At the Google I/O 2026 developer keynote, inside the conversation on the infrastructure behind the agentic era, Google brought back the news it had announced at Cloud Next a few days earlier: the eighth TPU generation is not one chip, it's two. A break with the entire previous history of the Tensor Processing Unit.
TPU 8t: built to train frontier models
TPU 8t is built to compress the frontier-model development cycle from months to weeks. It balances raw compute, shared memory and inter-chip bandwidth to push power efficiency to its best. A single pod scales to 9,600 chips, 121 FP4 ExaFlops and a stated 97 percent "goodput", with nearly three times the compute-per-pod of Ironwood (the previous generation). It's the machine on which Google will train Gemini 3.5 Pro and what comes after.

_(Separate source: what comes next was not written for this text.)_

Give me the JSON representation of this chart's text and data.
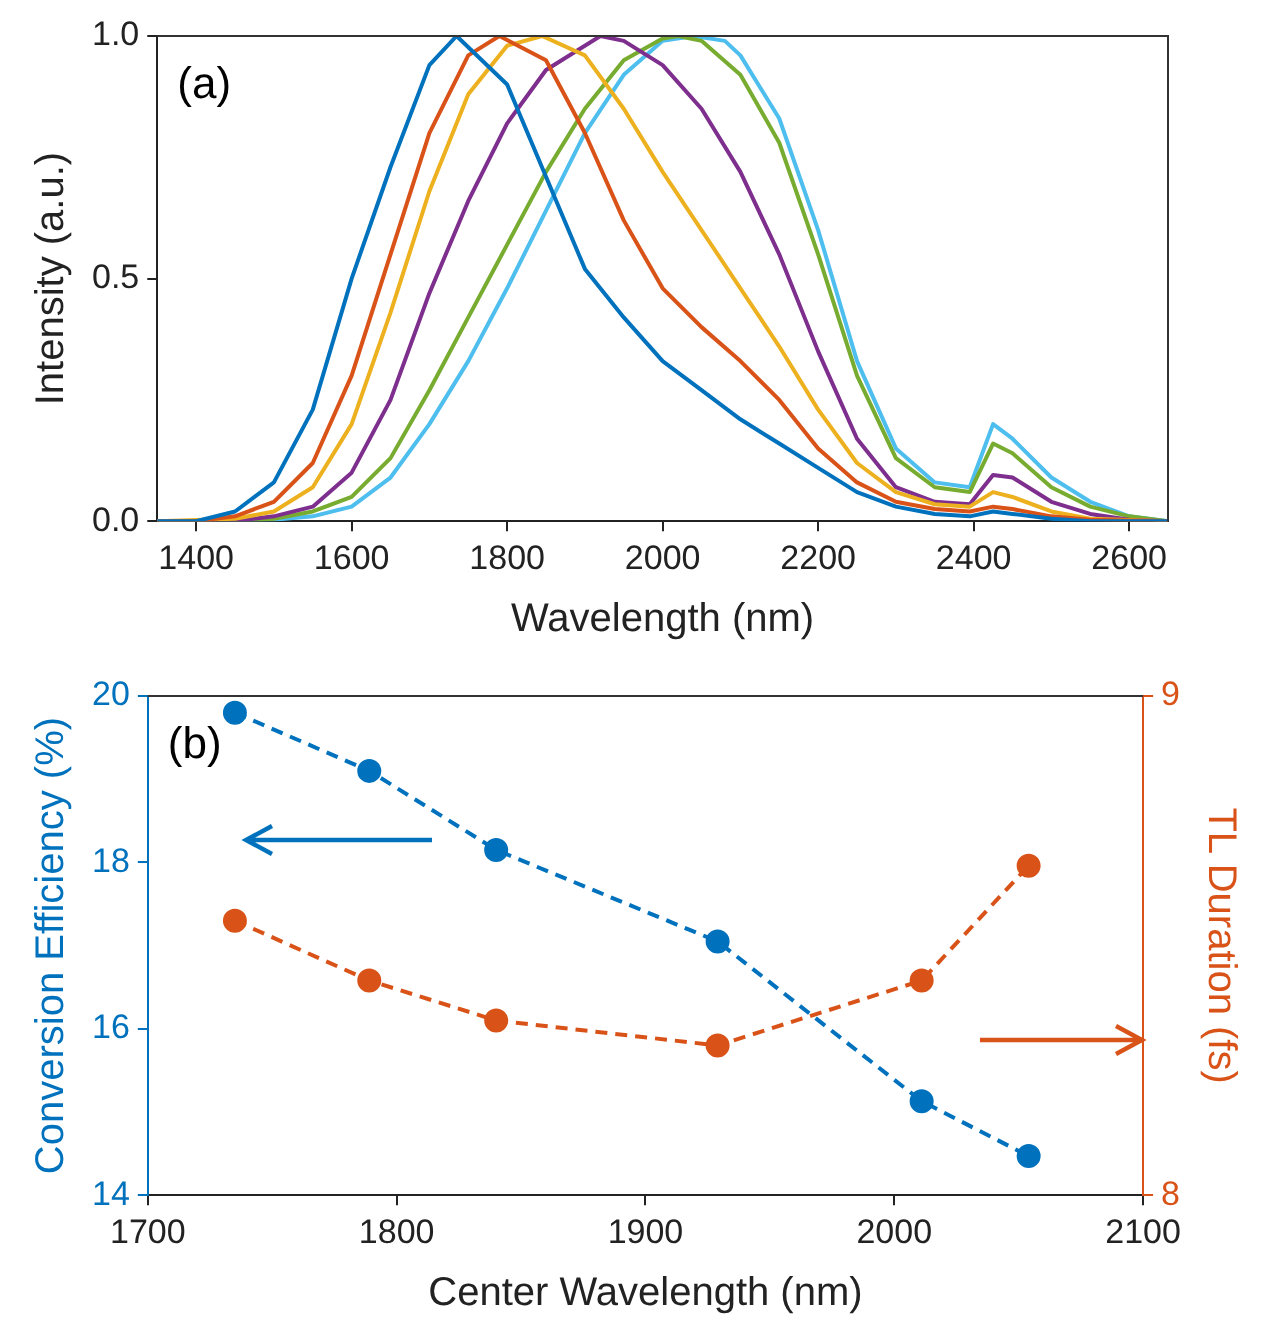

TPU 8i: built to serve agents
TPU 8i is a different beast: it's built for inference, and specifically for the kind of inference where agents reason across many steps, use tools and keep state. It carries 288 GB of high-bandwidth memory next to 384 MB of on-chip SRAM, three times the previous generation, so the working set of a reasoning model stays on silicon rather than moving in and out of memory. Google claims 80 percent better performance-per-dollar than Ironwood: roughly twice the customer volume served for the same spend.
Why it matters for developers
The architectural choice says something explicit. Google has stopped thinking "one chip for everything" and has acknowledged that training a model and serving an agent are two different problems: training is a bandwidth-and-raw-power exercise, agentic inference is a memory-and-latency exercise. For anyone building on top of the Gemini API or Antigravity, the practical outcome is that agents should get cheaper and faster through the year. For Google, it's the same logic Apple used when it separated CPU and Neural Engine: specialize the silicon once the workload stabilizes.